For the first time, Boston municipal lobbyists are required to register their work with City Hall
For the first time in Boston’s history, anyone attempting to do business with the council or the administration will have to register their work with the city clerk’s office as lobbyists.
The new rules went into effect on Tuesday, although the city has established a 10-day grace period for registration, said City Clerk Maureen Feeney. Those who do not register could face a fine of up to $300, according to a city ordinance that was passed last year.
The ordinance, which had been years in the making, had been a compromise between Mayor Martin J. Walsh and city councilors amid concerns that the city had no mechanism to regulate lobbyists in City Hall. Previously, the sole requirement was for anyone doing business with the City Council to file a letter with the clerk’s office, but the ordinance was not enforced, and was rarely followed.
The new regulations are intended to make public those who have been advocating for policy changes, especially at a time when the city has been regulating burgeoning industries, such as cannabis businesses, short-term rentals like Airbnb, and ride-hailing companies like Uber and Lyft.
Walsh first proposed city lobbying regulations in 2016 following a Globe story that chronicled the close access that a Somerville lawyer, Sean T. O’Donovan — the former law partner of city corporation counsel Eugene L. O’Flaherty — had to administration members to pitch products sold by companies he represented. Walsh dismissed the notion that O’Donovan had any special access, though he said he was open to reforms.
The mayor’s proposal, which required state approval because it carried fines of up to $10,000 and the possibility of criminal prosecution, languished for two years. In the meantime, the council offered its own ordinance that did not require state approval but with smaller fines.
By Wednesday morning, several lobbyists had already registered with the clerk’s office, including the firms Serlin Haley, New Boston Strategies, and ML Strategies, whose team includes former Suffolk district attorney Daniel F. Conley, and former governor William F. Weld, a Republican candidate for president.
In addition to registering, lobbyists must also file quarterly reporters detailing their work.
“This type of transparency is fundamental to the city’s ability to require consistency and be held accountable by residents,” said Councilor Michelle Wu, who pushed for the council’s ordinance. “There are many decisions, big and small, where we owe it to residents to be fully transparent about who has a seat at the table and who is trying to influence that decision.”
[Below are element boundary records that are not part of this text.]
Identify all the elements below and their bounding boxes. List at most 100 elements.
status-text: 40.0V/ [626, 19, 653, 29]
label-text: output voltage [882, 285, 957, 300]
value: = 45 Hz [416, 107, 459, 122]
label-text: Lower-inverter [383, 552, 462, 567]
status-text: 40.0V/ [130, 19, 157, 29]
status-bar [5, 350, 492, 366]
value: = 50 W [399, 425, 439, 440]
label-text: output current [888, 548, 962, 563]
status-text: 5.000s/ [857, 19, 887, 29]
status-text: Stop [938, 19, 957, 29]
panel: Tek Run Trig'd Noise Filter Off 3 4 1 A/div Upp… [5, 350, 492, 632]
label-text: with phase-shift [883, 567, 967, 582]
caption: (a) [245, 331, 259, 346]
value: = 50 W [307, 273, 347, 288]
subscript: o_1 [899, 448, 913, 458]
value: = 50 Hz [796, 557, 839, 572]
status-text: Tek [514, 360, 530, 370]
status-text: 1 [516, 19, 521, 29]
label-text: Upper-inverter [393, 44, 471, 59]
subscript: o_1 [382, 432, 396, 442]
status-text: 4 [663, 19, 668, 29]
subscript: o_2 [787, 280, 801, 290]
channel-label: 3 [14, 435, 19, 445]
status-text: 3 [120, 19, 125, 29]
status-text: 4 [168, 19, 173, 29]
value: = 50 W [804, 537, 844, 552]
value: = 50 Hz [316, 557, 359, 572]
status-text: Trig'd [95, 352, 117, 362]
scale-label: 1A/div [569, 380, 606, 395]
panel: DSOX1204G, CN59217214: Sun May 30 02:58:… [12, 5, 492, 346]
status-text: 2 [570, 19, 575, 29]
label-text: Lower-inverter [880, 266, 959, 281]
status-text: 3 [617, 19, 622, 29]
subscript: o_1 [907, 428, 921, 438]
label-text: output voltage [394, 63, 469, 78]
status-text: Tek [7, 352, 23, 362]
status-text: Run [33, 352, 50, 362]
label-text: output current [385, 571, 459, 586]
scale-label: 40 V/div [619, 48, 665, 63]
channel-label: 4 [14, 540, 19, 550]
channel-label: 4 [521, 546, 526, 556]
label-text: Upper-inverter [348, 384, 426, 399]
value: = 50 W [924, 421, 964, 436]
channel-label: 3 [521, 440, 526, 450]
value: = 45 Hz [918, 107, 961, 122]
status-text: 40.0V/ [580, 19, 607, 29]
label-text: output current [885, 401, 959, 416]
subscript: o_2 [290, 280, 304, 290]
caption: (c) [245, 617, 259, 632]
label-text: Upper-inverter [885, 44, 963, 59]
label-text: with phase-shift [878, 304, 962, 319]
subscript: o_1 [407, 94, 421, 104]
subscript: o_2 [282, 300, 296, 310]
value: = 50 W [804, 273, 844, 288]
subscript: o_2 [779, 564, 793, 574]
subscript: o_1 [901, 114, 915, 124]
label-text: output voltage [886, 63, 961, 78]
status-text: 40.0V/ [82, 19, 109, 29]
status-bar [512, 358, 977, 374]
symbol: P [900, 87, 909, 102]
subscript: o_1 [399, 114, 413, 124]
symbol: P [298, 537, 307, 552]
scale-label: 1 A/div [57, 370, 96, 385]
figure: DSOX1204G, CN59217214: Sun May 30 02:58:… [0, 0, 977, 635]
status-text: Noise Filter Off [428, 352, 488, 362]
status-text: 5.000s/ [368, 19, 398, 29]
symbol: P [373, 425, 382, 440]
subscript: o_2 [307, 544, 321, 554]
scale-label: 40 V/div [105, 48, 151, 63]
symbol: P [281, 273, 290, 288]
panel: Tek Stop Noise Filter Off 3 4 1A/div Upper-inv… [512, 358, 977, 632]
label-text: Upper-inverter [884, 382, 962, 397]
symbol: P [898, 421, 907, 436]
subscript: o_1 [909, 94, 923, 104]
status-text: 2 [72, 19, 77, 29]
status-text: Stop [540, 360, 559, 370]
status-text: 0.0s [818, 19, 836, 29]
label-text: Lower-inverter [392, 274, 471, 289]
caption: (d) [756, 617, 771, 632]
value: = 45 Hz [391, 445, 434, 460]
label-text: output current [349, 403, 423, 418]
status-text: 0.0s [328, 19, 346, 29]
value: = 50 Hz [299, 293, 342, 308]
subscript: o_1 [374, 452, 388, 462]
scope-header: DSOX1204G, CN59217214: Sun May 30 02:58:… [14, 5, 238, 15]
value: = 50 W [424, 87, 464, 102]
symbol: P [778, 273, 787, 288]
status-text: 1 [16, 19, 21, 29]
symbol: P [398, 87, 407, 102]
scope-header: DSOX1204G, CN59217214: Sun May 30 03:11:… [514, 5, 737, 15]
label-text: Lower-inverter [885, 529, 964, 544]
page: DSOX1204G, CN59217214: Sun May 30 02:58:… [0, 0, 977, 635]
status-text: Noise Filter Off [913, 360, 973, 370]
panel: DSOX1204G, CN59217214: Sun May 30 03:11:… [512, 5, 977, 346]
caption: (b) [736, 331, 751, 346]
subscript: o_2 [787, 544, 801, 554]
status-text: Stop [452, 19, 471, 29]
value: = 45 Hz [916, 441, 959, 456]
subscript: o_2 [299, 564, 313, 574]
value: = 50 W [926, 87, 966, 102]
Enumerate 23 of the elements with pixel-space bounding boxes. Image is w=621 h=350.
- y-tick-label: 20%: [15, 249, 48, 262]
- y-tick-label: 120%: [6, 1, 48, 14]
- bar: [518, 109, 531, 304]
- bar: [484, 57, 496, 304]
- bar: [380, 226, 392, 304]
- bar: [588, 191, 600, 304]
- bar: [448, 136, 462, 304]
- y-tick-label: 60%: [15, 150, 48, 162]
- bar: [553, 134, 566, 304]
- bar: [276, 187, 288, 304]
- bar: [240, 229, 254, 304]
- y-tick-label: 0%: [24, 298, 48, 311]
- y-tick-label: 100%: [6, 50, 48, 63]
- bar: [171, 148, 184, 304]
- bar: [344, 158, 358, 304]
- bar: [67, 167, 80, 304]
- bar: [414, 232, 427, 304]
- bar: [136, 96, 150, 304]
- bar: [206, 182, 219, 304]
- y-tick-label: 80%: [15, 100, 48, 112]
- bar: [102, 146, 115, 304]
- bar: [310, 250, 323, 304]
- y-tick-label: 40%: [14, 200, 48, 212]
Walsh said in a statement that, “After years of effort and negotiations from when I first filed these reforms, I am proud that the City Council has worked with my administration to pass an ordinance creating a system that brings transparency and accountability to municipal lobbying for the first time.
“This ordinance will help the City of Boston continue to meet the high expectations of transparency and accountability that Boston’s residents expect and deserve,” Walsh said.
Under the ordinance, the city will set up a five-member commission, with representatives from the mayor’s office, the City Council president, and the city clerk’s office. Walsh said earlier this week that his three appointees are: Stephanie Everett of Mattapan; Sammy Nabulsi of Roxbury; and Vivien Li, former president of the Boston Harbor Association. City Council President Andrea Campbell’s office said that she will likely serve on the commission.
The commission would be charged with reviewing an individual or entity’s work with the city, determining whether that work would be subject to the new law, and whether to hand out penalties, Feeney said.
Feeney said Tuesday that her office was communicating the new requirements to lobbyists who had inquired about the process. She said an online portal system the city set up is similar to the one used by the state.
“We’ve worked to make this as clear as it can be,” Feeney said, encouraging anyone with questions to put them in writing in her office.